PRAÇA
PUBLICAÇÃO
quarta-feira, 02 de outubro de 2002
Estélio Feldman 
Voto de protesto
Até mesmo o progresso que acompanha o processo eleitoral pode ser motivo para questionamento de alguns leitores. Uma leitora veio reclamar, por exemplo, da urna eletrônica, afirmando que se estivessemos ainda na época das cédulas, as urnas ficariam abarrotadas de ''votos de protesto'', o que inclui a série de piadas (algumas pesadas e grosseiras) sobre políticos. Foi além a leitora ao enfatizar que se fosse possível, o humorista do programa ''Casseta'', da Globo, teria mais votos que muito candidato. Não duvido. Entretanto, a impossibilidade de escrever bobagens ou votar em quem não é candidato (e os mais antigos podem até lembrar que houve um rinoceronte que ganhou mais votos em São Paulo do que alguns candidatos a Prefeito, o que não mudou nada a situação política na paulicéia), não evita o protesto do eleitor. Há a opção do voto mulo, do voto em branco.
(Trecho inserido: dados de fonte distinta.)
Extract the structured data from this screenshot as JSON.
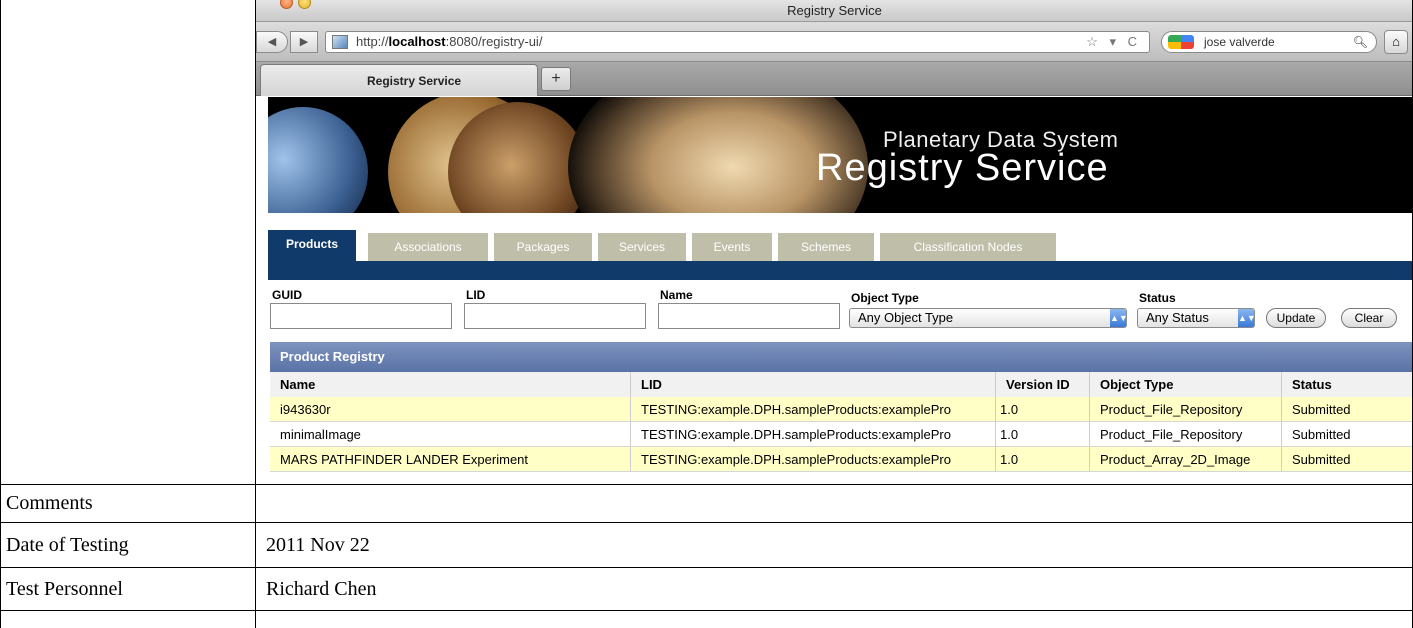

Mas, em verdade, o voto não deve ser de protesto e sim de afirmação. O país não ganha nada com humorismo de valor discutível na urna, nem com a ausência do eleitor. O que resolve é a postura concreta do eleitor, assumindo seu papel de agente efetivo da democracia, atuando até como fator de mudança na vida pública. Nunca há de ser demais rememorar o papel vital do eleitor nos duros anos da ditadura que vigorou no Brasil de 1964 a 1985.
Os detentores do poder, que queriam posar de democratas, fizeram o impossível para evitar que o povo, nas urnas, os banissem. Mantiveram as eleições mas usaram os mais variados recursos, chamados casuísmos à época, visando ganhar a legitimidade do voto. Até o futebol foi usado neste esforço, cunhando-se na ocasião a frase ''onde a Arena (o partido do golpe) vai mal, um time no Nacional''. Com isto, o Campeonato Brasileiro de Futebol inchou. Mas o povo não se deixou enganar.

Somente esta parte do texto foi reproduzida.